Those who consider the Second Vatican Council, or Vatican II, to be a break from Church Tradition, offer a “heretical interpretation” of this great ecclesiastical event. And this doctrinal error is not made only by modernist innovators: it is also committed by neo-traditionalists who believe that Vatican II supposedly turned its back on the “traditional Church”. The suggestion that the traditionalist position may have “heretical” elements was made yesterday evening by Archbishop Gerhard Ludwig Müller, current Prefect of the Congregation for the Doctrine of the Faith.
His remarks came during the presentation of volume VII of the German edition of Joseph Ratzinger’s “Opera Omnia”, a systematic collection of all the works which the theologian-turned-Pope dedicated to the Council and the documents that came out of it. The presentation took place in a very evocative place: the Teutonic College of Santa Maria dell'Anima which was expert-theologian Joseph Ratzinger’s logistical base during the Council sessions.
During his presentation, the head of the doctrinal dicastery, clearly stated that the only orthodox interpretation of the Second Vatican Council is that which sees it as an opportunity for reform and renewal, in continuity with the one subject-Church which the Lord has given us. Müller sees this as the only hermeneutics that respects “the indissoluble unity between the Holy Scriptures, the complete and integral Tradition and the Magisterium, which finds its highest expression in the Council, presided over by St. Peter’s Successor, as visible head of the Church.”

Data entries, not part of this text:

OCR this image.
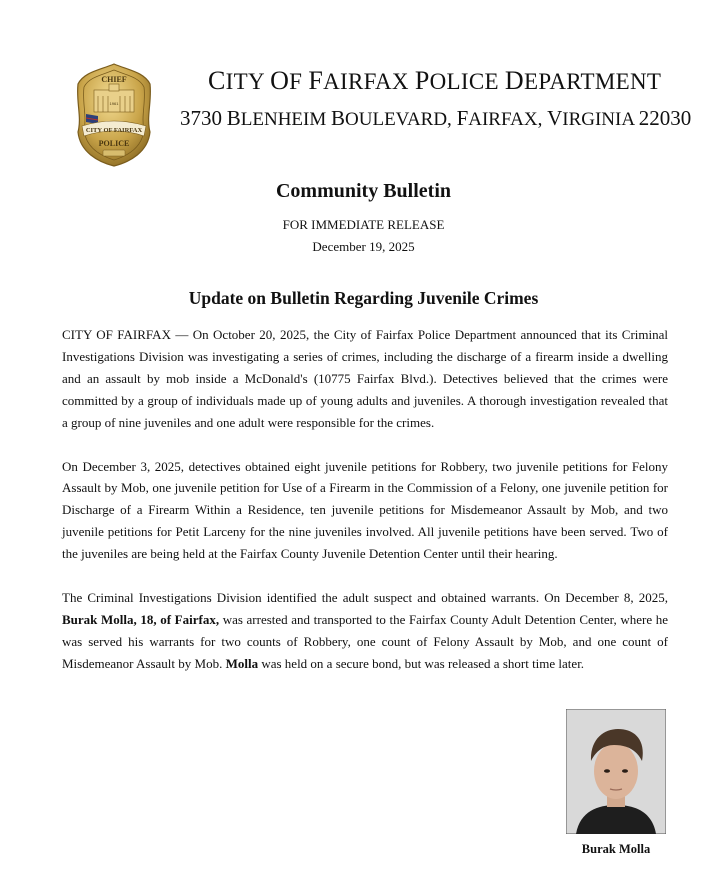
CHIEF
1961
CITY OF FAIRFAX
POLICE
CITY OF FAIRFAX POLICE DEPARTMENT
3730 BLENHEIM BOULEVARD, FAIRFAX, VIRGINIA 22030
Community Bulletin
FOR IMMEDIATE RELEASE
December 19, 2025
Update on Bulletin Regarding Juvenile Crimes

CITY OF FAIRFAX — On October 20, 2025, the City of Fairfax Police Department announced that its Criminal Investigations Division was investigating a series of crimes, including the discharge of a firearm inside a dwelling and an assault by mob inside a McDonald's (10775 Fairfax Blvd.). Detectives believed that the crimes were committed by a group of individuals made up of young adults and juveniles. A thorough investigation revealed that a group of nine juveniles and one adult were responsible for the crimes.

On December 3, 2025, detectives obtained eight juvenile petitions for Robbery, two juvenile petitions for Felony Assault by Mob, one juvenile petition for Use of a Firearm in the Commission of a Felony, one juvenile petition for Discharge of a Firearm Within a Residence, ten juvenile petitions for Misdemeanor Assault by Mob, and two juvenile petitions for Petit Larceny for the nine juveniles involved. All juvenile petitions have been served. Two of the juveniles are being held at the Fairfax County Juvenile Detention Center until their hearing.

The Criminal Investigations Division identified the adult suspect and obtained warrants. On December 8, 2025, Burak Molla, 18, of Fairfax, was arrested and transported to the Fairfax County Adult Detention Center, where he was served his warrants for two counts of Robbery, one count of Felony Assault by Mob, and one count of Misdemeanor Assault by Mob. Molla was held on a secure bond, but was released a short time later.

Burak Molla
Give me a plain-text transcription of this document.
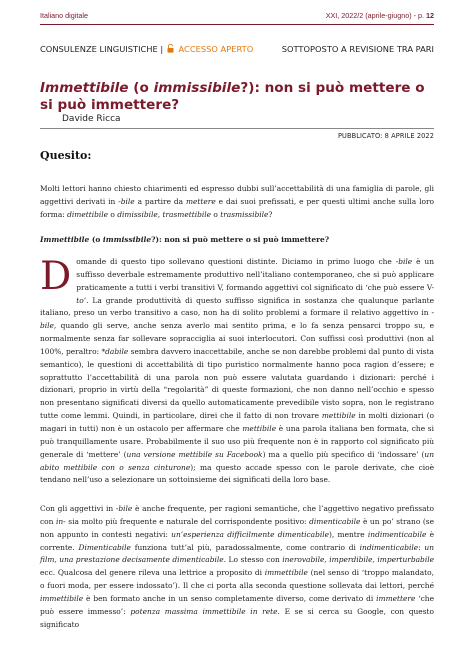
Italiano digitale	XXI, 2022/2 (aprile-giugno) - p. 12
CONSULENZE LINGUISTICHE | ACCESSO APERTO	SOTTOPOSTO A REVISIONE TRA PARI
Immettibile (o immissibile?): non si può mettere o si può immettere?
Davide Ricca
PUBBLICATO: 8 APRILE 2022
Quesito:
Molti lettori hanno chiesto chiarimenti ed espresso dubbi sull’accettabilità di una famiglia di parole, gli aggettivi derivati in -bile a partire da mettere e dai suoi prefissati, e per questi ultimi anche sulla loro forma: dimettibile o dimissibile, trasmettibile o trasmissibile?
Immettibile (o immissibile?): non si può mettere o si può immettere?
Domande di questo tipo sollevano questioni distinte. Diciamo in primo luogo che -bile è un suffisso deverbale estremamente produttivo nell’italiano contemporaneo, che si può applicare praticamente a tutti i verbi transitivi V, formando aggettivi col significato di ‘che può essere V-to’. La grande produttività di questo suffisso significa in sostanza che qualunque parlante italiano, preso un verbo transitivo a caso, non ha di solito problemi a formare il relativo aggettivo in -bile, quando gli serve, anche senza averlo mai sentito prima, e lo fa senza pensarci troppo su, e normalmente senza far sollevare sopracciglia ai suoi interlocutori. Con suffissi così produttivi (non al 100%, peraltro: *dabile sembra davvero inaccettabile, anche se non darebbe problemi dal punto di vista semantico), le questioni di accettabilità di tipo puristico normalmente hanno poca ragion d’essere; e soprattutto l’accettabilità di una parola non può essere valutata guardando i dizionari: perché i dizionari, proprio in virtù della “regolarità” di queste formazioni, che non danno nell’occhio e spesso non presentano significati diversi da quello automaticamente prevedibile visto sopra, non le registrano tutte come lemmi. Quindi, in particolare, direi che il fatto di non trovare mettibile in molti dizionari (o magari in tutti) non è un ostacolo per affermare che mettibile è una parola italiana ben formata, che si può tranquillamente usare. Probabilmente il suo uso più frequente non è in rapporto col significato più generale di ‘mettere’ (una versione mettibile su Facebook) ma a quello più specifico di ‘indossare’ (un abito mettibile con o senza cinturone); ma questo accade spesso con le parole derivate, che cioè tendano nell’uso a selezionare un sottoinsieme dei significati della loro base.
Con gli aggettivi in -bile è anche frequente, per ragioni semantiche, che l’aggettivo negativo prefissato con in- sia molto più frequente e naturale del corrispondente positivo: dimenticabile è un po’ strano (se non appunto in contesti negativi: un’esperienza difficilmente dimenticabile), mentre indimenticabile è corrente. Dimenticabile funziona tutt’al più, paradossalmente, come contrario di indimenticabile: un film, una prestazione decisamente dimenticabile. Lo stesso con inerovabile, imperdibile, imperturbabile ecc. Qualcosa del genere rileva una lettrice a proposito di immettibile (nel senso di ‘troppo malandato, o fuori moda, per essere indossato’). Il che ci porta alla seconda questione sollevata dai lettori, perché immettibile è ben formato anche in un senso completamente diverso, come derivato di immettere ‘che può essere immesso’: potenza massima immettibile in rete. E se si cerca su Google, con questo significato
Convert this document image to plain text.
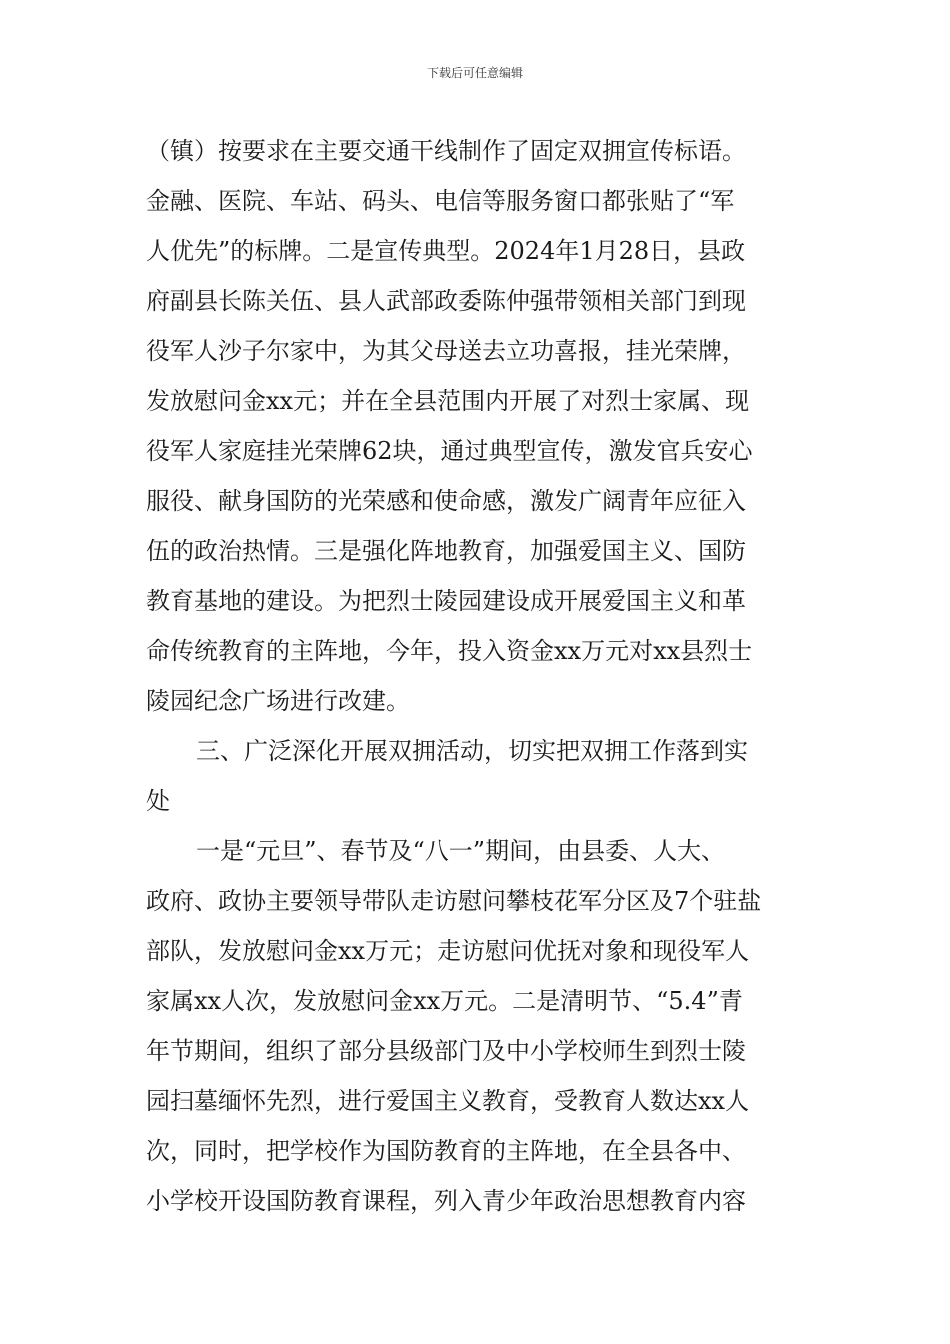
下载后可任意编辑
（镇）按要求在主要交通干线制作了固定双拥宣传标语。
金融、医院、车站、码头、电信等服务窗口都张贴了“军
人优先”的标牌。二是宣传典型。2024年1月28日，县政
府副县长陈关伍、县人武部政委陈仲强带领相关部门到现
役军人沙子尔家中，为其父母送去立功喜报，挂光荣牌，
发放慰问金xx元；并在全县范围内开展了对烈士家属、现
役军人家庭挂光荣牌62块，通过典型宣传，激发官兵安心
服役、献身国防的光荣感和使命感，激发广阔青年应征入
伍的政治热情。三是强化阵地教育，加强爱国主义、国防
教育基地的建设。为把烈士陵园建设成开展爱国主义和革
命传统教育的主阵地，今年，投入资金xx万元对xx县烈士
陵园纪念广场进行改建。
三、广泛深化开展双拥活动，切实把双拥工作落到实
处
一是“元旦”、春节及“八一”期间，由县委、人大、
政府、政协主要领导带队走访慰问攀枝花军分区及7个驻盐
部队，发放慰问金xx万元；走访慰问优抚对象和现役军人
家属xx人次，发放慰问金xx万元。二是清明节、“5.4”青
年节期间，组织了部分县级部门及中小学校师生到烈士陵
园扫墓缅怀先烈，进行爱国主义教育，受教育人数达xx人
次，同时，把学校作为国防教育的主阵地，在全县各中、
小学校开设国防教育课程，列入青少年政治思想教育内容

Archbishop Müller contrasted this “singular orthodox interpretation” with a “heretical interpretation” which he identified with “the hermeneutics of a split, both on the progressivist front and the traditionalist front.” According to Müller, what they both share in common is a rejection of the Council: “progressivists want to leave it behind them, as if it were just a phase that should be abandoned in order to move towards a different Church; traditionalists do not want to move towards such a Church, as if it represented the winter of the Catholica.”
In his speech, the former bishop of Regensburg described the contribution of Joseph Ratzinger, first as a theologian during the actual Council meetings (as a theological advisor to Cardinal Joseph Frings also) and then during the long and turbulent reception phase of the conciliar teachings. “It was a time of great expectation. Something big had to happen,” Benedict XVI wrote in the preface to the German volume presented by Müller.